I’d hate to miss out on Son No 3’s solution to the fact he’s not allowed to use swear words and so instead yells, “what the thumb!” when something irks him or simply because he can. How awful not to have the hugs that all three boys shower me with, although not so much the eldest now truth be told (weep, weep). On Christmas Day I did a jolly good impression of a post menopausal elderly Aunt by falling asleep on the sofa at about five pm surrounded by chaos and noise, and I was woken with the slobbery kisses from a two year old which if you must be jolted from a post-prandial doze then I’d say it’s one of the best ways to go about it. And the joy in Son No 2s expression when he opened his present – I really got that one right – was definitely something worth not being eaten for.

“Mum, mum! Son No 3’s got no trousers on!” is something that gets yelled at me fairly regularly. He is very good at going to the loo on his own but it’s all too much trouble getting dressed again, which is usually fine at home, although as you can imagine has its occasional perils, but at a Christmas party in someone else’s home it is probably best to retrieve said child from the wriggling mass of small people and replace his underwear at least.

I love those moments. None of these happenings are earth shattering on their own but add them up over time and the whole mothering thing, tiring, tricky and trying as it can sometimes be, amounts to something pretty special and makes our own evolutionary path extremely worthwhile.

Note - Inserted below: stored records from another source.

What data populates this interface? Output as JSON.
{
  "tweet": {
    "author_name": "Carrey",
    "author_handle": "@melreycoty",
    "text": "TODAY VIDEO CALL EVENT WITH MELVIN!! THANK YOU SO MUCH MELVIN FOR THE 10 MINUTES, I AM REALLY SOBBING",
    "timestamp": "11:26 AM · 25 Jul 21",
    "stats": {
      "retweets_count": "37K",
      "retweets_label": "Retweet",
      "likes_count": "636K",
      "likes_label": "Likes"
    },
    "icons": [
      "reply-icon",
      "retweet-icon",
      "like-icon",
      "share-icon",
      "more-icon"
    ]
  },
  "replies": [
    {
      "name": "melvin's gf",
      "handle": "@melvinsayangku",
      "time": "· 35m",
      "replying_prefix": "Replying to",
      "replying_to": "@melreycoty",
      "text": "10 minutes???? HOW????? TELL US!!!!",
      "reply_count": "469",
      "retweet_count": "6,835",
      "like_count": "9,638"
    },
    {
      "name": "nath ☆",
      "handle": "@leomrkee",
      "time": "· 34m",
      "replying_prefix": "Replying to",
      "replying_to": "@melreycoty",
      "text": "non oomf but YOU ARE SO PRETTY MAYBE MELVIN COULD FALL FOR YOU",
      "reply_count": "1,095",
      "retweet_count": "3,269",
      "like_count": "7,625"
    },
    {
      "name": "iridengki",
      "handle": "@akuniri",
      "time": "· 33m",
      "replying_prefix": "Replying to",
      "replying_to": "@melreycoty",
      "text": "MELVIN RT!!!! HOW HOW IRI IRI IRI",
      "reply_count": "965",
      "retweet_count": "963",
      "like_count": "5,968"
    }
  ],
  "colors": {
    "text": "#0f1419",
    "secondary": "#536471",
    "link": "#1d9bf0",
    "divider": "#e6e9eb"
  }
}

Being a human being rather than a self sacrificing spider means being deeply embedded in a sophisticated culture and one of our cultural mores is recognising time passing and marking it in some way. Generally we like to start a new year by giving something up or attempting to better ourselves. I’m not sure what I’m going to give up but if I could convince myself to do without my smart phone I certainly would. It drives me mad. My own madness with it drives me madder.   And there are only so many stories about animals being nice to each-other on Twitter a person needs to read and then weep about.  So I think, my New Year’s resolution is going to be about being more present in the here and now!

As the sun sets on 2014 what are others thinking about giving up or taking up in 2015? Whatever it is, good luck! I hope you all had fabulous Christmases and have the sort of New Year you’re hoping for. I’m going to get over this hideous cold, tidy up my home, which is what I normally do with much gusto during these in-between days and then catch up with my studies. And I shall always try to remember; at least I’m not a matriphagous spider from Australia, even though metaphorically speaking it can sometimes feel that the little monsters are indeed devouring me.